En breve, llegaremos a febrero y así, seguiremos avanzando hacia un mañana incierto. Porque nadie sabe lo que ocurrirá después de este momento. Para muchos, el reloj avanzará girando sus manecillas de manera lenta o rápida, para otros, simplemente avanzara girando sus manecillas al ritmo de siempre. Y habrá quienes aprovechen cada minuto de sus vidas para hacer, aprender, crear, compartir, sentir, expresar y hasta sonreír, y para ellos, el tiempo habrá tenido una razón en su existir. Los más despistados, solo podrán decir que el tiempo pasó porque tenía que ser así, sin un por qué y mucho menos un para qué. Yo, por lo pronto, sigo avanzando en este corto análisis sobre el inexorable caminar de los segundos.
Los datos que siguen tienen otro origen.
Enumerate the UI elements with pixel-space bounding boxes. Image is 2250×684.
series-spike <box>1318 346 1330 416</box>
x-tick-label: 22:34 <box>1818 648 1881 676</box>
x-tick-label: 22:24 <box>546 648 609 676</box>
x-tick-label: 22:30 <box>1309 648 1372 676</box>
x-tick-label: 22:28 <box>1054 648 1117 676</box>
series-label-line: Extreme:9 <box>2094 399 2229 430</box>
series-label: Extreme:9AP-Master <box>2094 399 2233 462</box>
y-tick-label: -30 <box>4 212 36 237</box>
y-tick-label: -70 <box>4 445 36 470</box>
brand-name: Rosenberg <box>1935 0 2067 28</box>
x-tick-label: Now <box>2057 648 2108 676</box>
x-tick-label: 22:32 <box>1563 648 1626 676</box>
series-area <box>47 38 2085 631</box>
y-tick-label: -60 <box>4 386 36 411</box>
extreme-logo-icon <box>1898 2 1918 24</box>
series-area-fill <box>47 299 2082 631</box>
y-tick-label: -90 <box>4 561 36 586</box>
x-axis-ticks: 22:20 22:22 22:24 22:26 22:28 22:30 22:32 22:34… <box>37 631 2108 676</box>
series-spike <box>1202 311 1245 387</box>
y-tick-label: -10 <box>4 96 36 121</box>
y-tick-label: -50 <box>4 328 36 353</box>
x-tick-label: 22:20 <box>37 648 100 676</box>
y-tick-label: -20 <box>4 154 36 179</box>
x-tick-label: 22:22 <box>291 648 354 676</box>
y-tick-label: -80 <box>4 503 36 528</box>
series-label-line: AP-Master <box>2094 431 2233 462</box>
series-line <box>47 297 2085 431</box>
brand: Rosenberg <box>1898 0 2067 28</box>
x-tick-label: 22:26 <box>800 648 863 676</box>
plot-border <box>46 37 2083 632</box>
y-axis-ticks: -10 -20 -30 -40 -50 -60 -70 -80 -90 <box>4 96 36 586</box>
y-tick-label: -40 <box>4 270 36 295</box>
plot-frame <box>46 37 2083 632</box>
Porque un solitario segundo en el tiempo es suficiente para marcar un antes y un después en cualquier historia. Precisamente, la transición entre el año viejo y el nuevo dura eso, y tal vez menos. Cuando la cuenta regresiva de los últimos minutos del 2018 comenzó, así fue. Nueve, ocho, siete, seis, cinco, cuatro, tres, dos, uno y cero… En un abrir y cerrar de ojos ya estábamos en el 2019. Se dice fácil y se vive de manera sencilla y hasta alborotada, pero, representa un gran cambio en nuestras vidas. Es otro ciclo, uno nuevo, un pequeño libro con trescientas sesenta y cinco hojas en blanco -a excepción de los años bisiestos-, en las cuales, hay que seguir escribiendo nuestras grandes o pequeñas historias de vida.
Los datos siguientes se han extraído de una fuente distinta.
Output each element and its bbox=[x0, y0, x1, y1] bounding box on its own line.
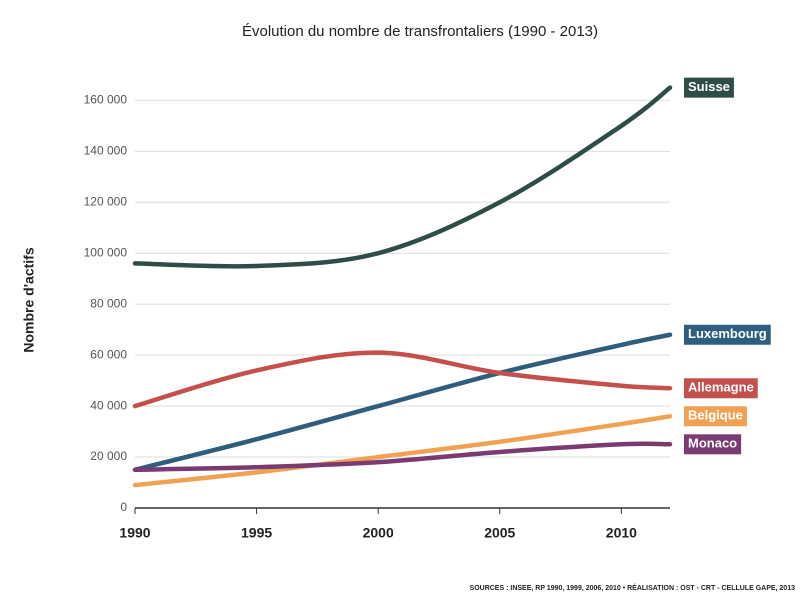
legend-box bbox=[684, 77, 734, 98]
y-tick-label: 140 000 bbox=[84, 144, 128, 158]
y-tick-label: 20 000 bbox=[90, 449, 127, 463]
y-tick-label: 0 bbox=[120, 500, 127, 514]
source: SOURCES : INSEE, RP 1990, 1999, 2006, 20… bbox=[470, 583, 796, 592]
x-tick-label: 1990 bbox=[119, 525, 150, 541]
legend-box bbox=[684, 434, 742, 455]
x-tick-label: 1995 bbox=[241, 525, 272, 541]
line bbox=[132, 85, 673, 269]
y-tick-label: 40 000 bbox=[90, 398, 127, 412]
chart-title: Évolution du nombre de transfrontaliers … bbox=[242, 23, 598, 40]
line bbox=[132, 441, 673, 473]
line bbox=[132, 414, 673, 488]
legend-box bbox=[684, 378, 758, 399]
x-tick-label: 2000 bbox=[363, 525, 394, 541]
legend-label: Monaco bbox=[688, 436, 737, 451]
legend-box bbox=[684, 324, 771, 345]
legend-label: Allemagne bbox=[688, 380, 754, 395]
y-tick-label: 60 000 bbox=[90, 347, 127, 361]
y-tick-label: 80 000 bbox=[90, 296, 127, 310]
x-tick-label: 2005 bbox=[484, 525, 515, 541]
legend-box bbox=[684, 406, 747, 427]
legend-label: Belgique bbox=[688, 408, 743, 423]
legend-item: Suisse bbox=[684, 77, 734, 98]
line bbox=[132, 332, 673, 473]
legend-item: Monaco bbox=[684, 434, 742, 455]
y-tick-label: 100 000 bbox=[84, 245, 128, 259]
x-tick-label: 2010 bbox=[606, 525, 637, 541]
legend-label: Luxembourg bbox=[688, 326, 767, 341]
y-axis-label: Nombre d'actifs bbox=[21, 247, 37, 352]
y-tick-label: 120 000 bbox=[84, 194, 128, 208]
legend-item: Luxembourg bbox=[684, 324, 771, 345]
legend-item: Allemagne bbox=[684, 378, 758, 399]
line bbox=[132, 350, 673, 409]
y-tick-label: 160 000 bbox=[84, 93, 128, 107]
legend-item: Belgique bbox=[684, 406, 747, 427]
legend-label: Suisse bbox=[688, 79, 730, 94]
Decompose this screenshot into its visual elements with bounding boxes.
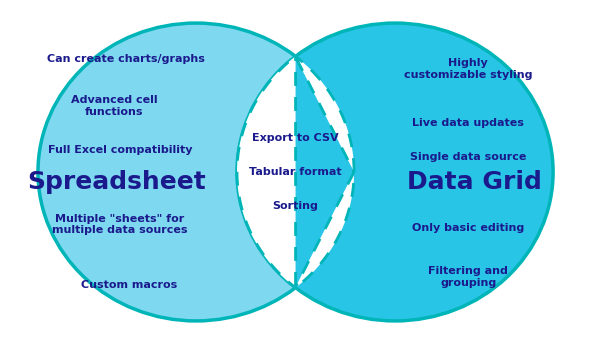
Text: Sorting: Sorting (272, 201, 319, 211)
Text: Only basic editing: Only basic editing (412, 223, 524, 233)
Text: Full Excel compatibility: Full Excel compatibility (48, 145, 192, 155)
Text: Custom macros: Custom macros (80, 280, 177, 290)
Text: Advanced cell
functions: Advanced cell functions (71, 95, 157, 117)
Text: Live data updates: Live data updates (413, 118, 524, 128)
Text: Single data source: Single data source (410, 152, 527, 162)
Ellipse shape (237, 23, 553, 321)
Text: Tabular format: Tabular format (249, 167, 342, 177)
Text: Filtering and
grouping: Filtering and grouping (428, 266, 508, 288)
Text: Data Grid: Data Grid (407, 170, 541, 194)
Ellipse shape (38, 23, 354, 321)
Text: Can create charts/graphs: Can create charts/graphs (47, 54, 204, 64)
Text: Highly
customizable styling: Highly customizable styling (404, 58, 532, 79)
Text: Multiple "sheets" for
multiple data sources: Multiple "sheets" for multiple data sour… (52, 214, 188, 235)
Polygon shape (237, 56, 354, 288)
Text: Export to CSV: Export to CSV (252, 133, 339, 143)
Text: Spreadsheet: Spreadsheet (28, 170, 206, 194)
Y si hablamos de lo que conlleva una relación estrecha y directa con el tiempo, no podemos excluir  a esas cuatro estaciones del año que marcan nuestra existencia. La primavera conduce al verano, el verano al otoño y el otoño al invierno; punto, se acabó y vuelve a empezar. No obstante, hace muchos años existió una quinta estación. Cervantes lo reflejó en El Quijote señalando: “La primavera sigue al verano, el verano al estío, el estío al otoño, y el otoño al invierno, y el invierno a la primavera, y así torna a andarse el tiempo con esta rueda continua”.

El estío, aunque ya no exista como tal y algunos insistan –ahora- en llamarlo verano, realmente no es eso, porque antes representó, para la humanidad, una etapa entre el verano y el otoño.
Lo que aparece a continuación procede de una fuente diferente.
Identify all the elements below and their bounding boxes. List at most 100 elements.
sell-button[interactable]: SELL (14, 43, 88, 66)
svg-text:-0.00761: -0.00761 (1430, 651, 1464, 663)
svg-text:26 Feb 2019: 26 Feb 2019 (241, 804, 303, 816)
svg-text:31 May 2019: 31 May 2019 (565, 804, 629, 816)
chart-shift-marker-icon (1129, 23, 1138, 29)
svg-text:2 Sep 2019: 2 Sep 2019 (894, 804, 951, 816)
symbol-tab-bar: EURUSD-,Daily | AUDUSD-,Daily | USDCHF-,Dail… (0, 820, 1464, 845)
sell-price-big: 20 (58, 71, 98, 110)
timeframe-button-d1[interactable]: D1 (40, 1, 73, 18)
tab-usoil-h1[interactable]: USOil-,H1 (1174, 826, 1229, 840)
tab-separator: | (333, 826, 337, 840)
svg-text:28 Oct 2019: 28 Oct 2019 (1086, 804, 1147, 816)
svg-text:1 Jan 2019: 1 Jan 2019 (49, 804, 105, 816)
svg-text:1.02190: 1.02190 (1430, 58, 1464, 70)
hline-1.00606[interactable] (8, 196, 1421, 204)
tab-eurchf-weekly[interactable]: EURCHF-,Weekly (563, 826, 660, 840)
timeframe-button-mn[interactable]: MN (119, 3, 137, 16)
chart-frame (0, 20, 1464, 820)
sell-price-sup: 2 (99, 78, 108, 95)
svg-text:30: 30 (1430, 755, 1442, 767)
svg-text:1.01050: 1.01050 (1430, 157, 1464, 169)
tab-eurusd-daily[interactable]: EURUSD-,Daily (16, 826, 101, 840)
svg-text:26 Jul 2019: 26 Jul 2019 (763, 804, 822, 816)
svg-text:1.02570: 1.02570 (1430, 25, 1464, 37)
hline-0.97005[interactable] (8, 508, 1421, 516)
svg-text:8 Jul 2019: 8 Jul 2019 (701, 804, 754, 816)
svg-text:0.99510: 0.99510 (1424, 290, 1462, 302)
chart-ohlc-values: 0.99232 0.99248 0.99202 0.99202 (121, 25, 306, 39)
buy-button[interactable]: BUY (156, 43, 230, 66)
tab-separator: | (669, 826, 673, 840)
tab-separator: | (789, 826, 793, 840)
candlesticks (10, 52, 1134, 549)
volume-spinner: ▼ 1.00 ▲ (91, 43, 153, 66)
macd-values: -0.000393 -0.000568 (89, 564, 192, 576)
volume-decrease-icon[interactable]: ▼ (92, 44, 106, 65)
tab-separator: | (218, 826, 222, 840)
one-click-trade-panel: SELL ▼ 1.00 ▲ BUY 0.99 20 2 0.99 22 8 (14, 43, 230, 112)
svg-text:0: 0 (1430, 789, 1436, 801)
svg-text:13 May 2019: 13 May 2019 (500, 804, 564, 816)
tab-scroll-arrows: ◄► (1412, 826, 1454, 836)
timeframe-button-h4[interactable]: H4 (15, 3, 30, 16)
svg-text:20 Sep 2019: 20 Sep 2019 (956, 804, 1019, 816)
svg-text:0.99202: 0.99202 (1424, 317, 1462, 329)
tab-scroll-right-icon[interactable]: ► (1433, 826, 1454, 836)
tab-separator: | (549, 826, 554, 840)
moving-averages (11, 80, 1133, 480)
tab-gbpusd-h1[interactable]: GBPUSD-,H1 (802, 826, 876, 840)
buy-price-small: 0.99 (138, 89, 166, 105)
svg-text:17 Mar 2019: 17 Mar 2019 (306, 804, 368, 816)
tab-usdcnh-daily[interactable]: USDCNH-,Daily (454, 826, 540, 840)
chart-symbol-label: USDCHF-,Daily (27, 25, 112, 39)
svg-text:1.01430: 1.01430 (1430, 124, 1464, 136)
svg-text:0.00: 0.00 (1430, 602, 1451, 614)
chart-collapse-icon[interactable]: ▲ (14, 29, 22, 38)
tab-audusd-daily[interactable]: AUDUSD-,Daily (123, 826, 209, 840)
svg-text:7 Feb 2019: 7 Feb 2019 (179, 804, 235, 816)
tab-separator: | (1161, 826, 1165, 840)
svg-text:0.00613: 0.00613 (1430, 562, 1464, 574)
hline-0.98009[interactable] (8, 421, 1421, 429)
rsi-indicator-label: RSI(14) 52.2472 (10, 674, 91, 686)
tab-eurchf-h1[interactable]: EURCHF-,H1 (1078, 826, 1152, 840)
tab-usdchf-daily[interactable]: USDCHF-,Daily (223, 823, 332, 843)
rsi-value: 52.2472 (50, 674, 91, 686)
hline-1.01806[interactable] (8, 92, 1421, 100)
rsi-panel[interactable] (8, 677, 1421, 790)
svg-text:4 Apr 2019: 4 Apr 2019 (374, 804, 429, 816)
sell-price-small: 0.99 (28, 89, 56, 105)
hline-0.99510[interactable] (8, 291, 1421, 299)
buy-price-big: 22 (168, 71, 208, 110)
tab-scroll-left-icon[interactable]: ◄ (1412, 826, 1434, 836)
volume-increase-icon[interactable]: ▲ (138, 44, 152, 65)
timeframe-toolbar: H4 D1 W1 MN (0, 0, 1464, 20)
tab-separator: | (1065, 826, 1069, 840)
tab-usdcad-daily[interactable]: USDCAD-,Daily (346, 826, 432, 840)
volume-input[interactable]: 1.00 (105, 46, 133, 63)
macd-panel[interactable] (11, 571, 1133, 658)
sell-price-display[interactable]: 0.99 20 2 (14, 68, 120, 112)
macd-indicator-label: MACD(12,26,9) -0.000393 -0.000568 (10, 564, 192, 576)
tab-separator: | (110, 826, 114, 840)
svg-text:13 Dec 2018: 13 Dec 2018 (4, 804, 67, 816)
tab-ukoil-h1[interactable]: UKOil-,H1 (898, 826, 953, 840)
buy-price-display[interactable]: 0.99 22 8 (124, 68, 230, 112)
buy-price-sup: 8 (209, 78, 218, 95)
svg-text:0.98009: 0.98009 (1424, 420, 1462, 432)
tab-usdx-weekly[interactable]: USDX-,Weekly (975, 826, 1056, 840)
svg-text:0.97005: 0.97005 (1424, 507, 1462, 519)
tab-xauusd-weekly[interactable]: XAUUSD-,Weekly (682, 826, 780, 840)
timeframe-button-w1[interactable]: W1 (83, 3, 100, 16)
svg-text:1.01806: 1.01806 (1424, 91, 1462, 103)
Y en esa misma rueda continua que Miguel de Cervantes Saavedra describió en su obra, transcurre nuestra vida, estrenando y desechando días, meses y años, una y otra vez, para seguir avanzando en este efímero recorrido llamado experiencia humana.

Experimentemos pues, girando y girando con gran entusiasmo, todos y cada uno de los engranes de nuestro propio reloj. Aceptando que no todos tienen que ser iguales, sin embargo, dentro de esa desigualdad de tamaños, cada uno es una pieza importante e insustituible que da sentido a lo que nos tocó vivir. Los engranes más pequeños, son como rueditas diminutas que pueden representar nuestros momentos, los medianos nuestros días, los grandes nuestros meses y los de mayor circunferencia, asemejarán a los años.

Gíralos todos, dándoles impulso desde el corazón… porque recuerda, el tiempo pasa y nunca volverá atrás.